平日の真昼間から、何をしているのだろう。
「何のことだ?」
片方の少女がにこやかに微笑んで、言う。
「わたし、音亜」
そして手を繋いでいる同じ顔の少女を指す。こっちの少女はまったくと言っていいほど表情を浮かべていない。同じ顔なのにひどく違和感が付きまとう二人だ。
「こっちは優亜。おねえちゃんなの」
「いや、名前を訊いているんじゃなくて。要らないところが何とかって言っていたことの意味を訊いているんだ」
こっちの言っている意味が伝わっていないのだろうか。念のために明彦は砕いて説明してみた。この二人も、サルのように人の言葉が通じないのだろうか。
「貴方の身体で、要らないところはない?」
無表情に優亜という名らしい片方の少女が言う。
「身体……?」
この二人は一体何を言っているのか。冗談や嘘でこちらをからかっているのかとも思ったが、そんな様子ではなかった。瞳は本気なのである。
「お礼はするよ。だから要らないところがあるのなら、頂戴」
「貴方の望むものをあげるよ。だから頂戴」
真摯に、双子は明彦に語りかけている。
明彦の身体のどこかを、くれないかと。
「臓器移植でもして欲しいのか? あいにくとおれはドナーじゃない。他を探したほうが良いんじゃないか」
何かの病気、内臓に重大な疾患でもあって、移植相手でも探しているのかと明彦は見当をつけた。
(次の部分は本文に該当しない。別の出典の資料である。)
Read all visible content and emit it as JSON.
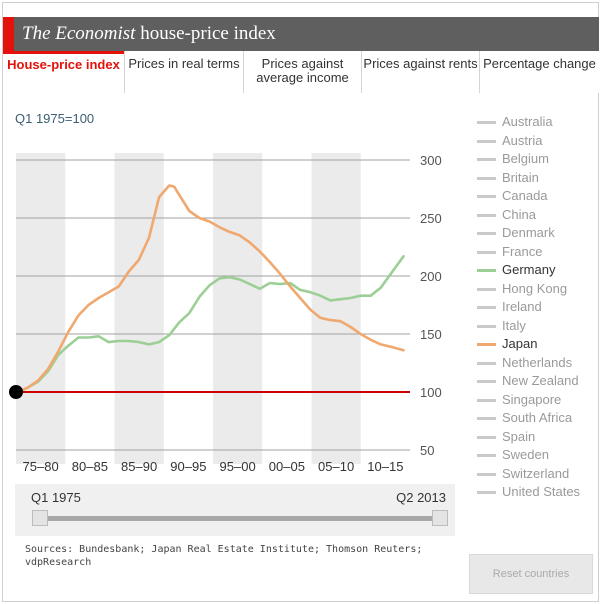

それならこんなところをうろついているよりも、より専門的なところに行って訴えるべきではないかとも思う。ドナーでもない素人に話しかけても、移植が成り立つわけがないだろう。ここは学校で、病院ではなく、まして明彦はドナー登録をしているわけでもない。
素人同士の約束で移植手術が成り立つとも思えない。
多分、法律やら何やらが邪魔をするだろうとも思った。
大体、臓器を提供するつもりもない。
「他を探せよ」
あっさりと断った。
「要らないところ、ないの?」
小首をかしげて音亜と名乗った少女が訊いてくる。
「ない」
キッパリと言い切る。本当に要らないところなどない。明彦にとって身体は必要なところばかりだ。
「ほんとに、ない?」
「しつこいな。ない。いい加減にしないと人を呼ぶぞ」
他校の生徒らしい二人だ。こう言えば出て行くと思った。
双子は顔を見合わせ、お互いに首をかしげている。片方は不思議そうに、片方は無表情に。
同じ顔の、対照的な双子。
「ないみたいね、おねえちゃん」
「ないみたいね、音亜」
「じゃあ、違うのかな」
「じゃあ、違うみたいね」
頷きあって、双子は明彦を見た。
「違うみたいだから、ばいばい」
にこやかに、音亜は言い、
「ばいばい」
無表情に優亜が言い、強い風が吹いた。思わず目を閉じ、次に明彦が目を開けたときには、双子の姿は彼の視界内のどこにもない。
走り去ったにしてはいなくなるのが早すぎる。どこかに隠れでもしたのか。
べつにどうでもいいか。わけの分からない双子に付き合っているヒマなどない。ただでさえ奴に付きまとわれて迷惑しているのに。
明彦は弁当のふたを開けた。のんびりしていては昼休みに予習する時間がなくなってしまう……。